Industry Updates

An Update on Housing Affordability

Housing affordability remains a concern, but improvements in mortgage rates and earnings have helped ease affordability pressures for new homebuyers.


Housing costs are still elevated, but some metrics suggest easing mortgage burdens. What do we expect from buyers and builders? 

These are some of the latest trends impacting housing affordability:

  • Inflation-adjusted earnings are rising.
  • Most indicators report that the rate of rise for median single-family home prices is in the low- to mid-single digits
  • Mortgage rates have come down slightly, with 30-year fixed rates waffling mostly in the range of 6.6% to 7.0%.

Taking these factors together, the average mortgage payment on a median-priced new home, assuming a 15% down payment and financing at then-current rates, was $2,275 in March. This amounts to about 43.8% of earnings, on average. While elevated relative to pre-COVID levels, this is a notable improvement relative to the 52.6% average mortgage burden as of October 2022 (shown in the chart below).

US Average Mortgage Payment as a Percent of Median Income-1

To be clear, the COVID-era price ramp-up for housing prices outstripped the rise in overall Consumer Prices, and buyers are still adjusting to the sticker shock of higher prices and higher mortgage rates. Buyers may also be more cautious about buying given elevated economic uncertainty, potentially opting for higher down payments or waiting until they have larger emergency funds. Nonetheless, our proprietary leading indicators point to a mild upward trajectory for the US economy overall. As the macroeconomy gains momentum, and if the dust eventually settles on trade policy, buying a home could become a less daunting prospect for many Americans.

A Developer's Perspective

The National Association of Home Builders' Housing Market Index fell in June, coming in at an unfavorable 32.0 compared to 46.0 in December 2024 and the long run average of 51.6. Despite an underlying shortage of affordable housing, developers may be slightly more risk-averse considering a slight uptick in vacancy rates, persistently high interest rates, and ongoing economic uncertainty. Some builders, concerned about a mild pullback in demand, are adjusting spec prices and offering financing incentives. We recently lowered our forecast for US Single-Unit Housing Starts and expect Starts for 2025 as a whole to come in below the 2024 total before growth returns in 2026 and, to a lesser extent, 2027.
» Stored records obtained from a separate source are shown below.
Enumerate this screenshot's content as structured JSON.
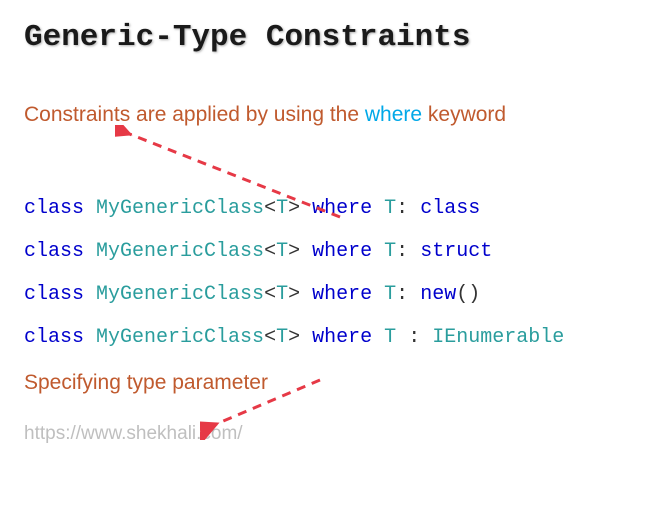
{
  "title": "Generic-Type Constraints",
  "subtitle1_prefix": "Constraints are applied by using the ",
  "subtitle1_where": "where",
  "subtitle1_suffix": " keyword",
  "code": {
    "lines": [
      {
        "kw": "class",
        "name": "MyGenericClass",
        "tp": "T",
        "where": "where",
        "tvar": "T",
        "constraint_kw": "class",
        "constraint_iface": ""
      },
      {
        "kw": "class",
        "name": "MyGenericClass",
        "tp": "T",
        "where": "where",
        "tvar": "T",
        "constraint_kw": "struct",
        "constraint_iface": ""
      },
      {
        "kw": "class",
        "name": "MyGenericClass",
        "tp": "T",
        "where": "where",
        "tvar": "T",
        "constraint_kw": "new",
        "constraint_iface": "",
        "has_parens": true
      },
      {
        "kw": "class",
        "name": "MyGenericClass",
        "tp": "T",
        "where": "where",
        "tvar": "T",
        "constraint_kw": "",
        "constraint_iface": "IEnumerable",
        "space_colon": true
      }
    ]
  },
  "subtitle2": "Specifying type parameter",
  "footer_url": "https://www.shekhali.com/",
  "colors": {
    "accent_orange": "#c05a2e",
    "accent_blue": "#00a8e8",
    "keyword_blue": "#0000cc",
    "type_teal": "#2a9d9d",
    "arrow_red": "#e63946"
  }
}
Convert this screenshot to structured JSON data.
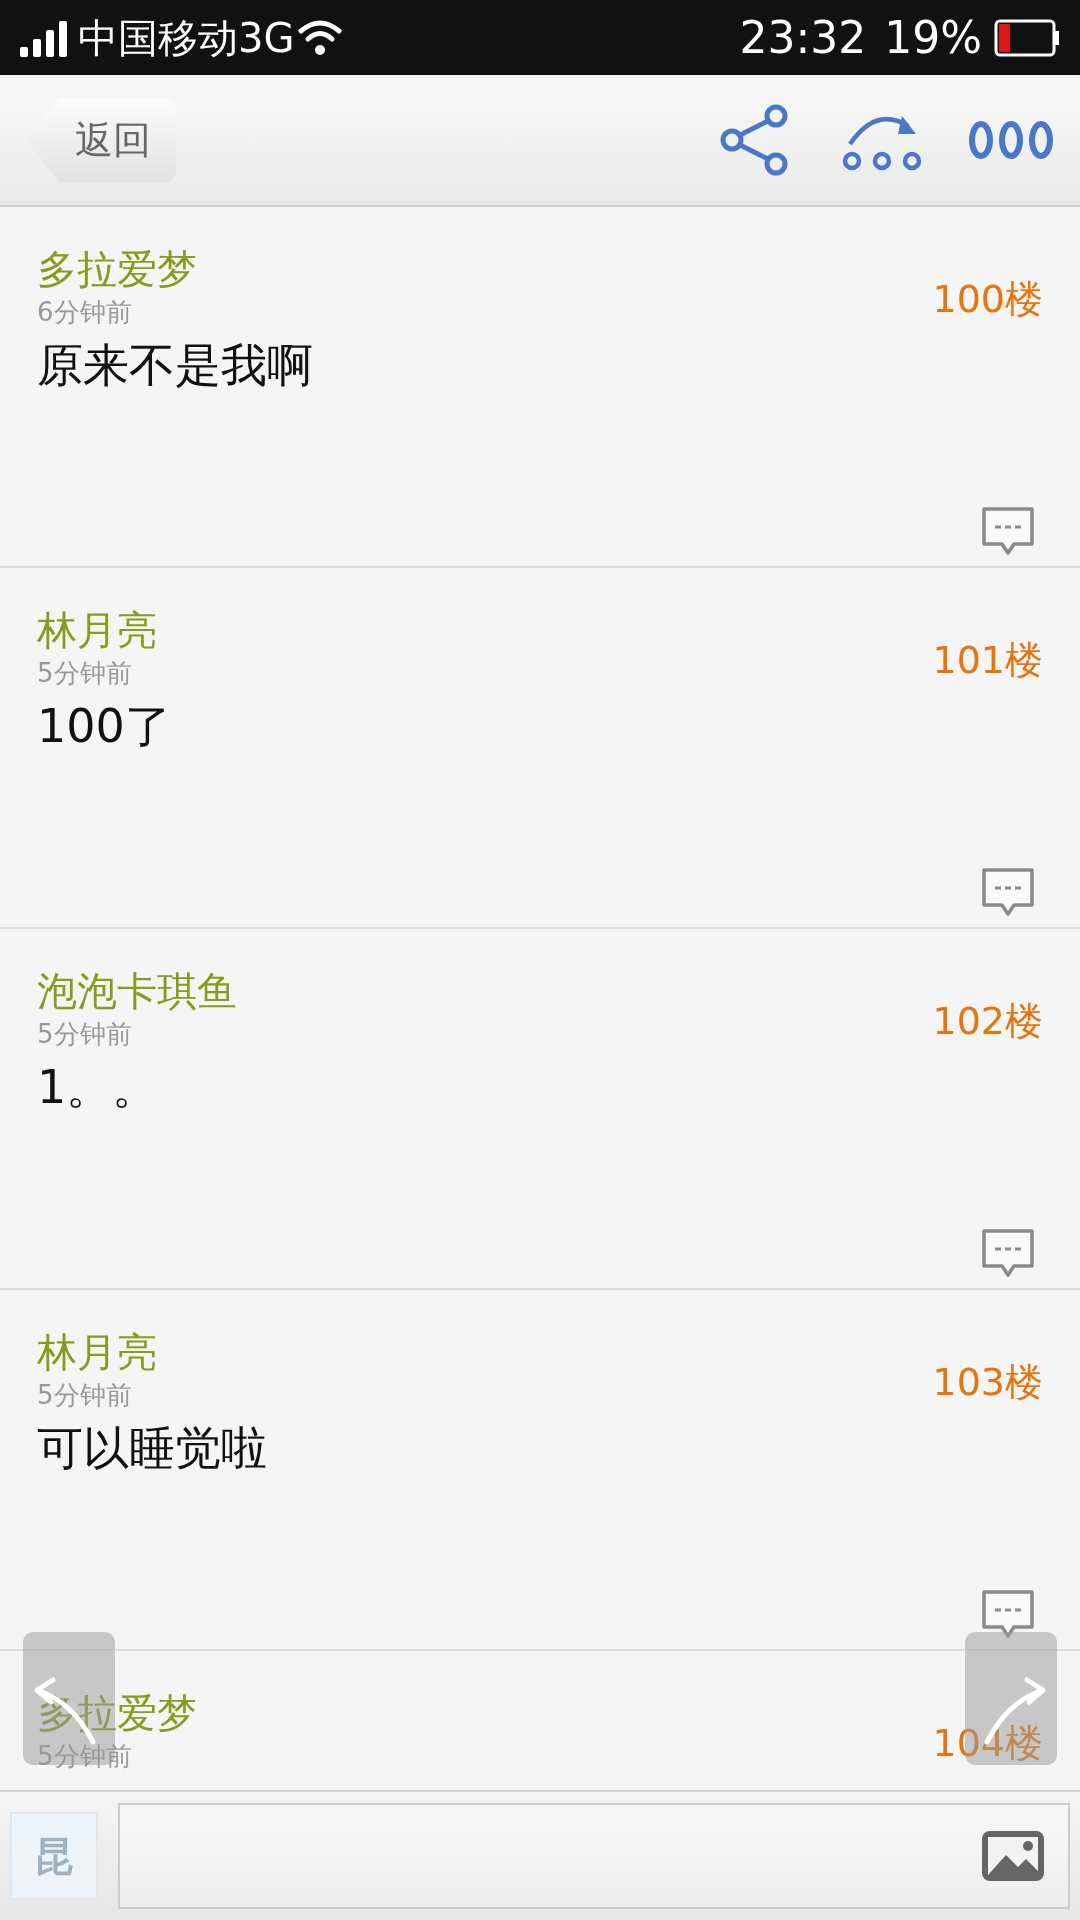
{
  "status_bar": {
    "carrier": "中国移动3G",
    "time": "23:32",
    "battery": "19%"
  },
  "top_bar": {
    "back": "返回"
  },
  "posts": [
    {
      "author": "多拉爱梦",
      "time": "6分钟前",
      "content": "原来不是我啊",
      "floor": "100楼"
    },
    {
      "author": "林月亮",
      "time": "5分钟前",
      "content": "100了",
      "floor": "101楼"
    },
    {
      "author": "泡泡卡琪鱼",
      "time": "5分钟前",
      "content": "1。。",
      "floor": "102楼"
    },
    {
      "author": "林月亮",
      "time": "5分钟前",
      "content": "可以睡觉啦",
      "floor": "103楼"
    },
    {
      "author": "多拉爱梦",
      "time": "5分钟前",
      "floor": "104楼"
    }
  ],
  "input_bar": {
    "emoji_key": "昆"
  }
}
Low labor availability and the potential for rising material costs may have builders sweating. Even so, real estate is all about location, and trends can diverge significantly by region – some regions are booming while others are lagging behind.

The Bottom Line

Conditions are not perfect for purchasing a home right now, but it’s not likely to get any better in the coming years. In fact, inflationary pressures from labor shortages, material costs, and potentially higher interest rates in the future suggest that while now is not a perfect time to buy a home, it may be as good a time as any prior to the 2030s depression. If you are considering purchasing a home, we suggest considering the following:

  • Carefully assess your ability to purchase at today’s affordability levels. Now may represent a strategic window of opportunity before market conditions shift again.
  • City-specific dynamics can vary significantly. Taking a data-driven approach to local economic and population trends may uncover compelling opportunities in high-growth or undervalued areas.
  • While the current environment may offer promise, it's essential to maintain financial discipline with a strategy aligned with the outlook for depression in the 2030s. Ensure you are cash rich and have either no debt or are comfortably able to service your debts even if you face strain with respect to your employment, stock portfolio, home valuation, etc.